A recent Hechinger Report article, entitled “Community Colleges Increasingly Adding Bachelor’s Degrees,” notes that nearly half of all states have allowed community colleges to confer Bachelor’s Degrees. Washington state is among them. In effort to dramatically increase the number of bachelor’s degree holders in Washington state, the legislature passed E2SHB 1794 in 2005 allowing for pilots of Bachelor’s of Applied Science degrees (BAS) in targeted workforce areas. In 2010, the status “pilot” was changed to “regular” status, and, currently, 13 of 34 state community and technical colleges are offering or will offer BAS program as of fall 2014. (See the SBCTC link for more information on the colleges involved and programs being offered.)
Nationally, this trend toward bachelor’s degree offerings has been spurred on by the national completion initiative, which is pushing colleges, especially two-year colleges, to produce more graduates. Thus far, these degrees programs offered through two-year colleges have generally been well received by students who appreciate the lower cost and convenience.
However, there are critics and skeptics, too. Nationally, a major issue is the fear of “mission creep.” Open admissions two-year colleges fill a role in the community that four-year colleges typically can’t, and some of the bachelor’s of applied science offerings overlap with similar degrees typically offered at four-year colleges and universities (e.g. Nursing, Construction Management, Business, Environmental Science, and Education).
Accompanying the shift in degree offerings in Washington state, already many of the community colleges involved are also dropping the “community” from their names. It’s too early to know whether this name change will also change these colleges’ commitment to open access (and to providing access through developmental course work) in the future.
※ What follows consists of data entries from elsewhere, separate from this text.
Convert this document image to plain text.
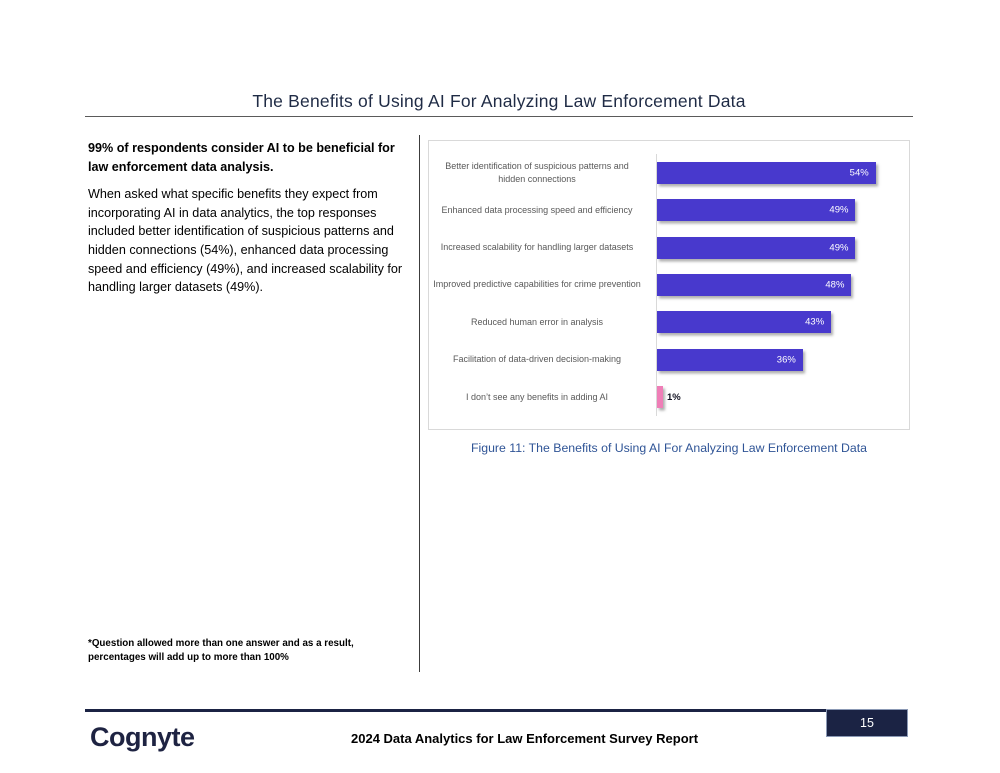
The Benefits of Using AI For Analyzing Law Enforcement Data

99% of respondents consider AI to be beneficial for law enforcement data analysis.

When asked what specific benefits they expect from incorporating AI in data analytics, the top responses included better identification of suspicious patterns and hidden connections (54%), enhanced data processing speed and efficiency (49%), and increased scalability for handling larger datasets (49%).

*Question allowed more than one answer and as a result, percentages will add up to more than 100%
Better identification of suspicious patterns and hidden connections
54%
Enhanced data processing speed and efficiency	49%
Increased scalability for handling larger datasets	49%
Improved predictive capabilities for crime prevention	48%
Reduced human error in analysis	43%
Facilitation of data-driven decision-making	36%
I don’t see any benefits in adding AI	1%
Figure 11: The Benefits of Using AI For Analyzing Law Enforcement Data
15
Cognyte	2024 Data Analytics for Law Enforcement Survey Report
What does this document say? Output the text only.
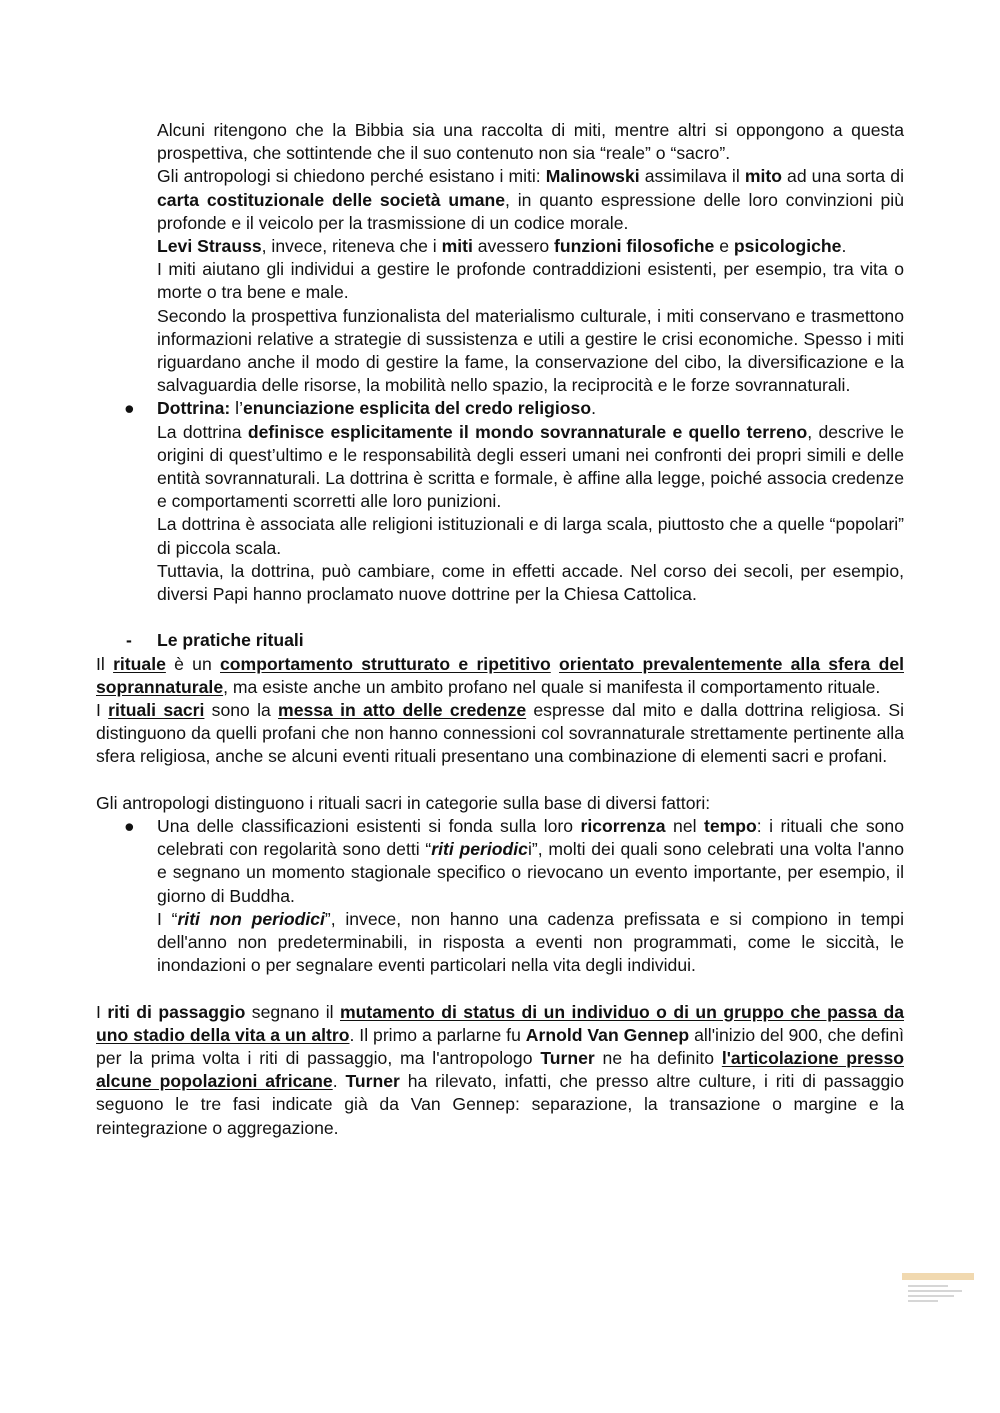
Alcuni ritengono che la Bibbia sia una raccolta di miti, mentre altri si oppongono a questa prospettiva, che sottintende che il suo contenuto non sia “reale” o “sacro”.

Gli antropologi si chiedono perché esistano i miti: Malinowski assimilava il mito ad una sorta di carta costituzionale delle società umane, in quanto espressione delle loro convinzioni più profonde e il veicolo per la trasmissione di un codice morale.

Levi Strauss, invece, riteneva che i miti avessero funzioni filosofiche e psicologiche.

I miti aiutano gli individui a gestire le profonde contraddizioni esistenti, per esempio, tra vita o morte o tra bene e male.

Secondo la prospettiva funzionalista del materialismo culturale, i miti conservano e trasmettono informazioni relative a strategie di sussistenza e utili a gestire le crisi economiche. Spesso i miti riguardano anche il modo di gestire la fame, la conservazione del cibo, la diversificazione e la salvaguardia delle risorse, la mobilità nello spazio, la reciprocità e le forze sovrannaturali.

● Dottrina: l’enunciazione esplicita del credo religioso.

La dottrina definisce esplicitamente il mondo sovrannaturale e quello terreno, descrive le origini di quest’ultimo e le responsabilità degli esseri umani nei confronti dei propri simili e delle entità sovrannaturali. La dottrina è scritta e formale, è affine alla legge, poiché associa credenze e comportamenti scorretti alle loro punizioni.

La dottrina è associata alle religioni istituzionali e di larga scala, piuttosto che a quelle “popolari” di piccola scala.

Tuttavia, la dottrina, può cambiare, come in effetti accade. Nel corso dei secoli, per esempio, diversi Papi hanno proclamato nuove dottrine per la Chiesa Cattolica.

- Le pratiche rituali

Il rituale è un comportamento strutturato e ripetitivo orientato prevalentemente alla sfera del soprannaturale, ma esiste anche un ambito profano nel quale si manifesta il comportamento rituale.

I rituali sacri sono la messa in atto delle credenze espresse dal mito e dalla dottrina religiosa. Si distinguono da quelli profani che non hanno connessioni col sovrannaturale strettamente pertinente alla sfera religiosa, anche se alcuni eventi rituali presentano una combinazione di elementi sacri e profani.

Gli antropologi distinguono i rituali sacri in categorie sulla base di diversi fattori:

● Una delle classificazioni esistenti si fonda sulla loro ricorrenza nel tempo: i rituali che sono celebrati con regolarità sono detti “riti periodici”, molti dei quali sono celebrati una volta l'anno e segnano un momento stagionale specifico o rievocano un evento importante, per esempio, il giorno di Buddha.

I “riti non periodici”, invece, non hanno una cadenza prefissata e si compiono in tempi dell'anno non predeterminabili, in risposta a eventi non programmati, come le siccità, le inondazioni o per segnalare eventi particolari nella vita degli individui.

I riti di passaggio segnano il mutamento di status di un individuo o di un gruppo che passa da uno stadio della vita a un altro. Il primo a parlarne fu Arnold Van Gennep all'inizio del 900, che definì per la prima volta i riti di passaggio, ma l'antropologo Turner ne ha definito l'articolazione presso alcune popolazioni africane. Turner ha rilevato, infatti, che presso altre culture, i riti di passaggio seguono le tre fasi indicate già da Van Gennep: separazione, la transazione o margine e la reintegrazione o aggregazione.
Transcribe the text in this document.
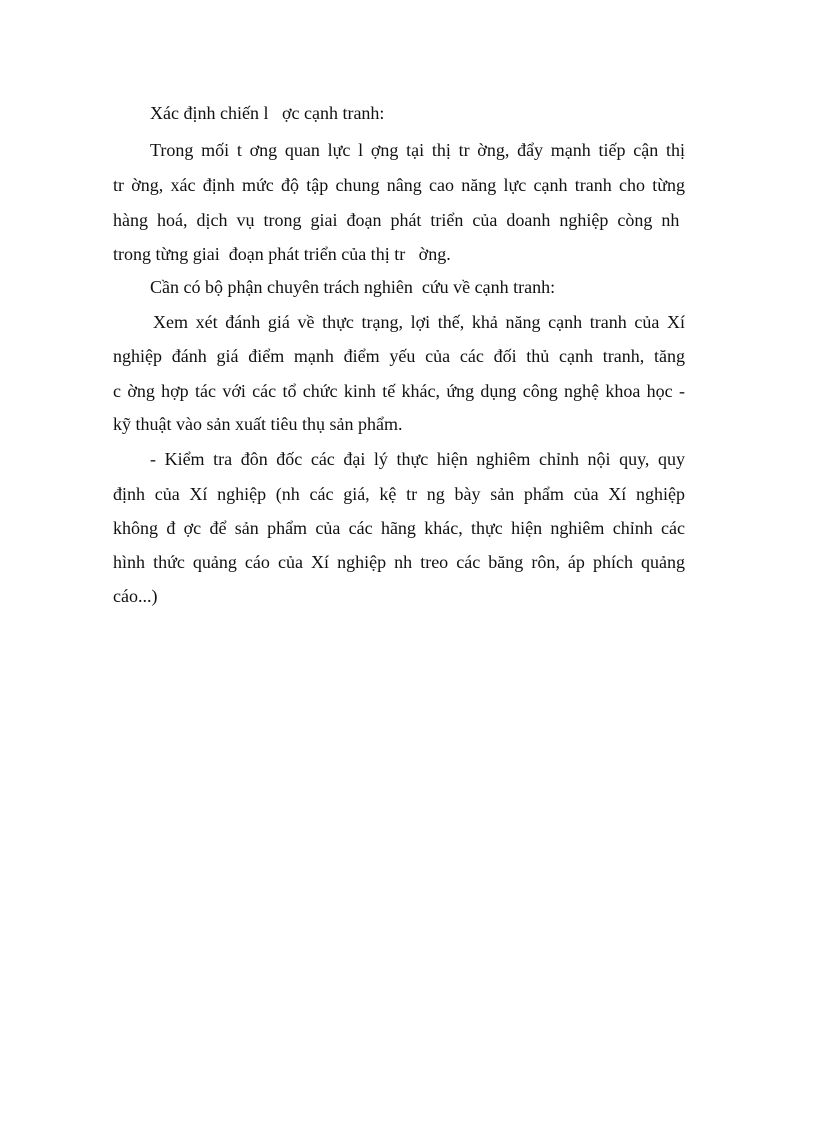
Xác định chiến l   ợc cạnh tranh:
Trong mối t ơng quan lực l ợng tại thị tr ờng, đẩy mạnh tiếp cận thị
tr ờng, xác định mức độ tập chung nâng cao năng lực cạnh tranh cho từng
hàng  hoá,  dịch  vụ  trong  giai  đoạn  phát  triển  của  doanh  nghiệp  còng  nh
trong từng giai  đoạn phát triển của thị tr   ờng.
Cần có bộ phận chuyên trách nghiên  cứu về cạnh tranh:
Xem xét đánh giá về thực trạng, lợi thế, khả năng cạnh tranh của Xí
nghiệp đánh giá điểm mạnh điểm yếu của các đối thủ cạnh tranh, tăng
c ờng hợp tác với các tổ chức kinh tế khác, ứng dụng công nghệ khoa học -
kỹ thuật vào sản xuất tiêu thụ sản phẩm.
- Kiểm tra đôn đốc các đại lý thực hiện nghiêm chỉnh nội quy, quy
định của Xí nghiệp (nh các giá, kệ tr ng bày sản phẩm của Xí nghiệp
không đ ợc để sản phẩm của các hãng khác, thực hiện nghiêm chỉnh các
hình thức quảng cáo của Xí nghiệp nh treo các băng rôn, áp phích quảng
cáo...)
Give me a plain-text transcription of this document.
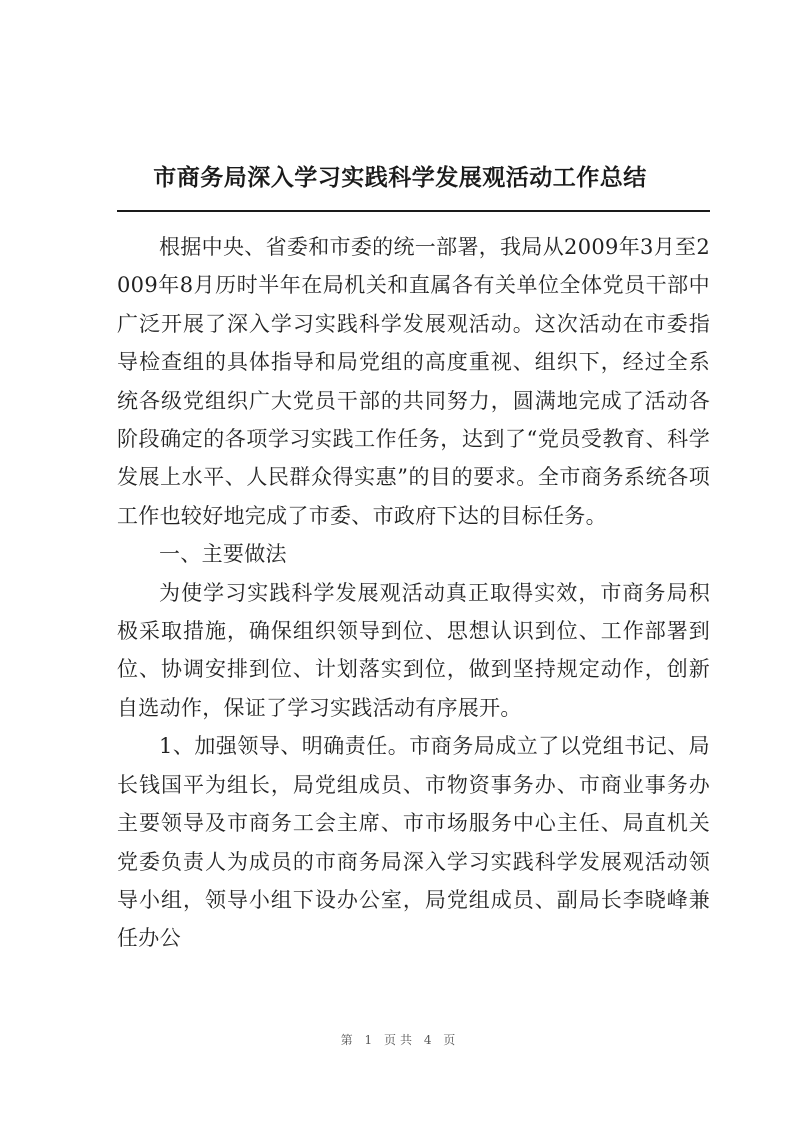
市商务局深入学习实践科学发展观活动工作总结

根据中央、省委和市委的统一部署，我局从2009年3月至2009年8月历时半年在局机关和直属各有关单位全体党员干部中广泛开展了深入学习实践科学发展观活动。这次活动在市委指导检查组的具体指导和局党组的高度重视、组织下，经过全系统各级党组织广大党员干部的共同努力，圆满地完成了活动各阶段确定的各项学习实践工作任务，达到了“党员受教育、科学发展上水平、人民群众得实惠”的目的要求。全市商务系统各项工作也较好地完成了市委、市政府下达的目标任务。

一、主要做法

为使学习实践科学发展观活动真正取得实效，市商务局积极采取措施，确保组织领导到位、思想认识到位、工作部署到位、协调安排到位、计划落实到位，做到坚持规定动作，创新自选动作，保证了学习实践活动有序展开。

1、加强领导、明确责任。市商务局成立了以党组书记、局长钱国平为组长，局党组成员、市物资事务办、市商业事务办主要领导及市商务工会主席、市市场服务中心主任、局直机关党委负责人为成员的市商务局深入学习实践科学发展观活动领导小组，领导小组下设办公室，局党组成员、副局长李晓峰兼任办公

第 1 页共 4 页
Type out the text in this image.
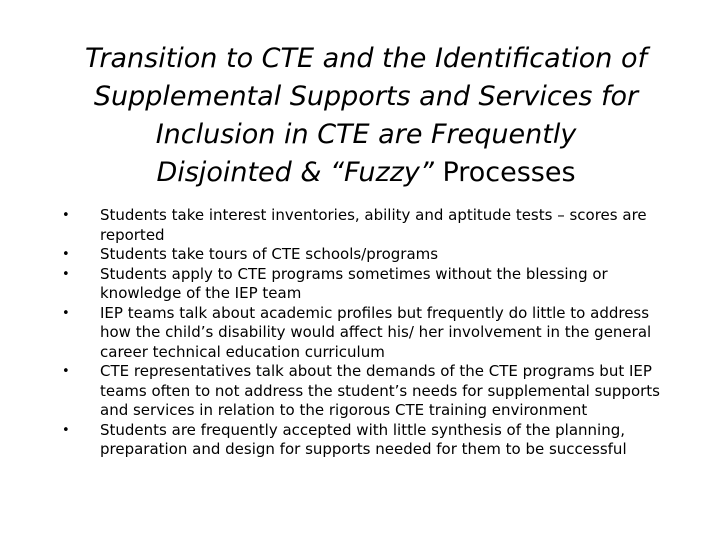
Transition to CTE and the Identification of
Supplemental Supports and Services for
Inclusion in CTE are Frequently
Disjointed & “Fuzzy” Processes
• Students take interest inventories, ability and aptitude tests – scores are reported
• Students take tours of CTE schools/programs
• Students apply to CTE programs sometimes without the blessing or knowledge of the IEP team
• IEP teams talk about academic profiles but frequently do little to address how the child’s disability would affect his/ her involvement in the general career technical education curriculum
• CTE representatives talk about the demands of the CTE programs but IEP teams often to not address the student’s needs for supplemental supports and services in relation to the rigorous CTE training environment
• Students are frequently accepted with little synthesis of the planning, preparation and design for supports needed for them to be successful
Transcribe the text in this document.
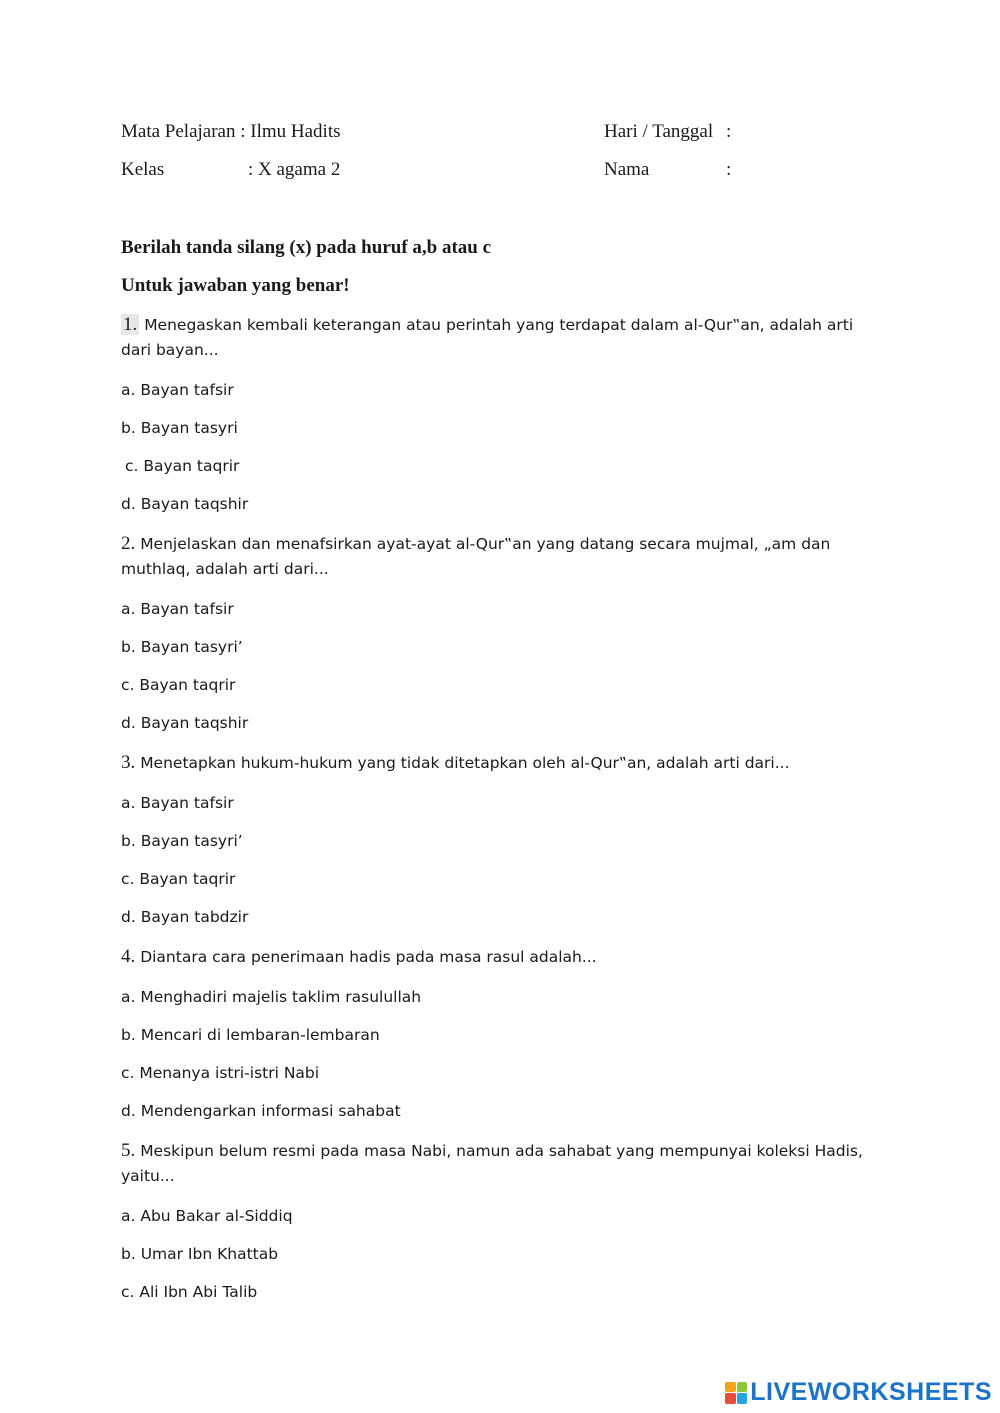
Mata Pelajaran : Ilmu Hadits
Kelas	: X agama 2
Hari / Tanggal :
Nama	:
Berilah tanda silang (x) pada huruf a,b atau c
Untuk jawaban yang benar!

1. Menegaskan kembali keterangan atau perintah yang terdapat dalam al-Qur‟an, adalah arti dari bayan...

a. Bayan tafsir
b. Bayan tasyri
c. Bayan taqrir
d. Bayan taqshir

2. Menjelaskan dan menafsirkan ayat-ayat al-Qur‟an yang datang secara mujmal, „am dan muthlaq, adalah arti dari...

a. Bayan tafsir
b. Bayan tasyri’
c. Bayan taqrir
d. Bayan taqshir

3. Menetapkan hukum-hukum yang tidak ditetapkan oleh al-Qur‟an, adalah arti dari...

a. Bayan tafsir
b. Bayan tasyri’
c. Bayan taqrir
d. Bayan tabdzir

4. Diantara cara penerimaan hadis pada masa rasul adalah...

a. Menghadiri majelis taklim rasulullah
b. Mencari di lembaran-lembaran
c. Menanya istri-istri Nabi
d. Mendengarkan informasi sahabat

5. Meskipun belum resmi pada masa Nabi, namun ada sahabat yang mempunyai koleksi Hadis, yaitu...

a. Abu Bakar al-Siddiq
b. Umar Ibn Khattab
c. Ali Ibn Abi Talib
LIVEWORKSHEETS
Some other lingering questions include implications for faculty involved (hiring practices/qualifications and workload/research expectations) in these new applied science bachelor’s degree programs and the extent to which these new programs may compete with current offerings at the state’s four-year colleges and universities (in terms of enrollments and funding).
In an online perusal of current program offerings at various colleges in state, for some programs, the prerequisite to enroll in a BAS program appears to be an AAS degree, but the websites do not specify that the AAS degree is in the same major as the prospective BAS degree, which may call into question whether students have appropriate or sufficient preparation for the degree they are pursuing.